[OpenAFS] Re: bos killed fileserver before it was shut down cleanly.

Sat, 9 Oct 2010 14:00:32 -0500

On Sat, 09 Oct 2010 10:35:19 -0700
Russ Allbery <rra@stanford.edu> wrote:

> Anders Magnusson <ragge@ltu.se> writes:
> 
> > I noticed an annoying thing yesterday; if fileserver takes more than
> > 30*60 seconds to shutdown, it is killed by bos, even though it is still
> > offlining volumes.  (more annoying; fileserver fails to handle SIGKILL
> > correctly and segfaults as a side effect).

Erm, we shouldn't be able to handle KILL at all, let alone incorrectly.
If you have a core that says it died from SEGV, can you give the
backtrace?

> > This is for 1.4.12.1, I haven't looked at 1.5, but I do not think it
> > ever should force fileserver to die while it's doing it's work.  No
> > idea how to implement this though without a major rewrite.
> 
> The problem is that it's also not uncommon for the fileserver to
> completely or nearly completely stall when shutting down, so unless
> bos kills it your fileserver is going to be down for hours and hours.
> That's the reason for the eventual kill.  At some point, it becomes
> faster to salvage than to wait for the fileserver.
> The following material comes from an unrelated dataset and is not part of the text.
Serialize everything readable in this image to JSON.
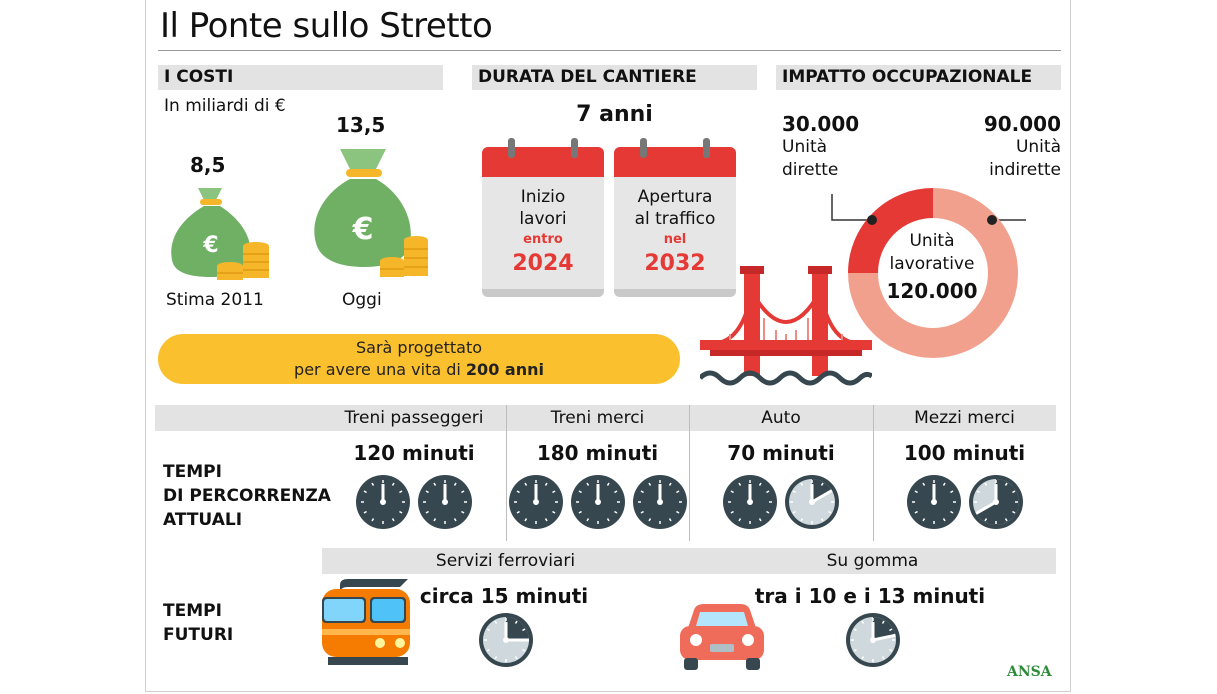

If we had a way for the fileserver to communicate some kind of keepalive
or estimate on the number of attached volumes, this could be avoided.
But "offlining volumes" and "deadlocked" are indistinguishable from the
bosserver's point of view, and the bosserver has no idea how long it
should take. 1.5 still has this, but if you use DAFS it's not as much of
a problem.

If you want a workaround, you can send the fileserver a SIGQUIT
yourself if you want to restart the fileserver. If you want to stop it,
you may be able to switch the binary with a shell script that sleeps and
then SIGQUIT it, or something similar. Not that I'm recommending that,
but it's possible :)

> I could certainly see making the timeout an option, though, so you can
> choose not to ever kill your fileserver if you want to manage that
> manually.

If you want to change it for now, you can just alter FSSDTIME in
src/bozo/bnode.p.h and build.

An option I would think would be a new optional field in BosConfig...
obviously new 'bos' support for such a thing would take longer for the
RPCs. It may make sense to try to move this to the fileserver itself,
though, since we have more knowledge to estimate how long a shutdown
should take. It can be very simple and unlikely to fail or get stuck:
just create a thread, sleep for N seconds and assert. We already do this
for ShutDownAndCore(PANIC) calls.

-- 
Andrew Deason
adeason@sinenomine.net